女瀬の崎と書いて「うなじのさち」と読む難読展望台。港から2~3kmくらいの歩いて行ける距離にいくか展望台的なものがある。飛び降りたくなるくらいの崖っぷちだけど、飛び降りてはまず助からないので飛び降りないように。

阿真ビーチの青少年旅行村キャンプ場


阿真ビーチっていう、ターミナルから歩いて行ける場所にあるウミガメが有名なところの近くにあるキャンプ場。マリリンの像を過ぎて少ししたあたり。

1泊500円くらいで木陰がいい感じ。夏とかだと賑わっているのかどうかわからないけど、沖縄のキャンプ場だからそんなに賑わっていない気もするし、ダイビング系の人とか、コロナ以前だったらヒッピー系の旅人とかが割といたりするのかもしれない。

阿真ビーチ

ターミナルから歩いて行けるビーチの一つが阿真ビーチ。ターミナルから東側には古座間味ビーチというのがあるけど、見るだけだったらそんなに変わらない。阿真ビーチの方がたぶん都会的。

景色は実際に行ってのお楽しみだけど、慶良間ブルーで冬でも泳いだり潜ったりしている人たちがいる。

慶良間諸島国立公園ビジターセンター「青のゆくる館」

フェリーターミナルの近くにある観光案内施設。島の解説とかの座学が中心で、お土産店やカフェなどがある。

もっとも、島に着いてから学ぶのはオススメできなくて、貴重な滞在時間なので事前に学習してからの方がよい。座間味村は沖縄戦で最初に米軍が上陸した島というくらいの予備知識は持っていたい。

フェリーターミナルにもお土産店が併設されているけど、道の駅とかみたいに、どこまでが公営の施設でどこからが民間なのかわかりにくい気もする。

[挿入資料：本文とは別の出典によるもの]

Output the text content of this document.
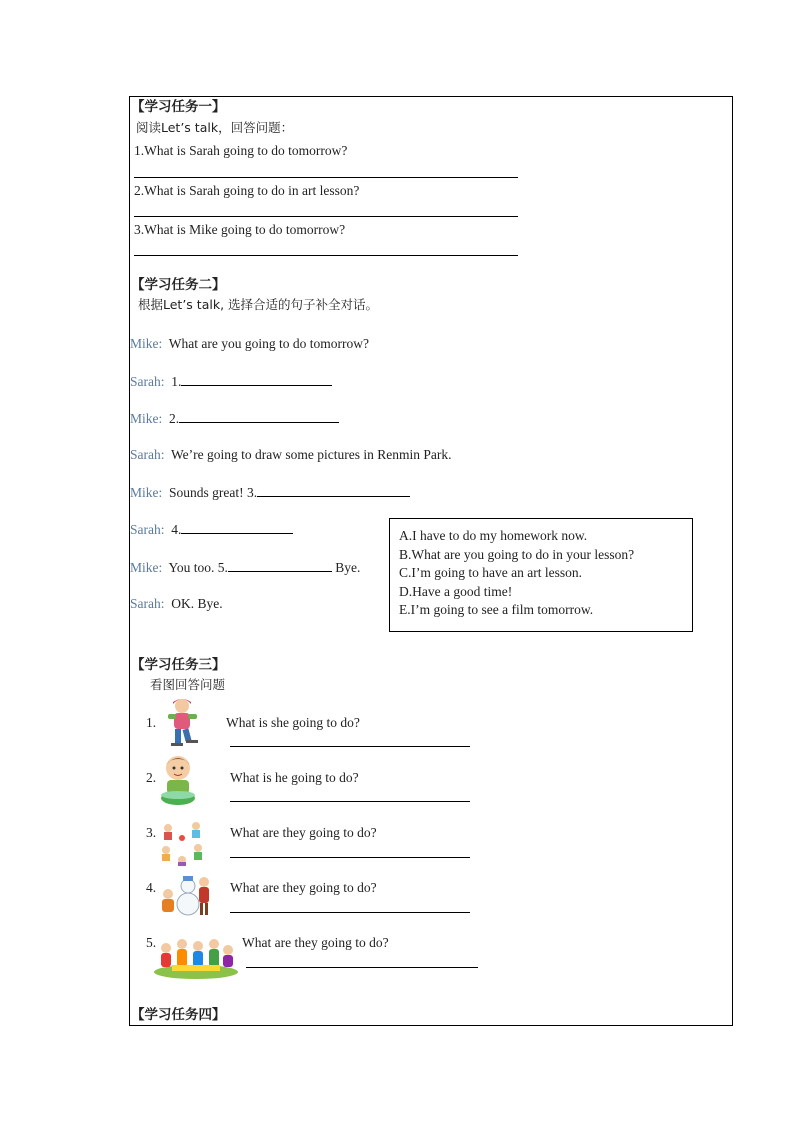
【学习任务一】
阅读Let’s talk，回答问题：
1.What is Sarah going to do tomorrow?
2.What is Sarah going to do in art lesson?
3.What is Mike going to do tomorrow?
【学习任务二】
根据Let’s talk, 选择合适的句子补全对话。
Mike: What are you going to do tomorrow?
Sarah: 1.
Mike: 2.
Sarah: We’re going to draw some pictures in Renmin Park.
Mike: Sounds great! 3.
Sarah: 4.
Mike: You too. 5.	Bye.
Sarah: OK. Bye.
A.I have to do my homework now.
B.What are you going to do in your lesson?
C.I’m going to have an art lesson.
D.Have a good time!
E.I’m going to see a film tomorrow.
【学习任务三】
看图回答问题
1.	What is she going to do?
2.	What is he going to do?
3.	What are they going to do?
4.	What are they going to do?
5.	What are they going to do?
【学习任务四】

こういった離島だと官民一体となって運営する感じなのかも知れない。

座間味島は6時間あれば、かなりゆったり観光できる

6時間あればマリリン像はもちろん、ビーチ2か所とターミナル周辺の集落がゆっくり散策できる。

ダイビングとかアクティビティーする人は泊った方がいいけど、島の雰囲気を見て回るだけなら日帰りでも問題ない感じがした。

島の雰囲気の合う、合わないは人それぞれだけど、人口500人台だし、最近、フェリー代金の職員による横領とかもあったし、まぁまぁ人間模様が濃密だし、慶良間ブルーだけの明るいだけの観光島ではない島というイメージ。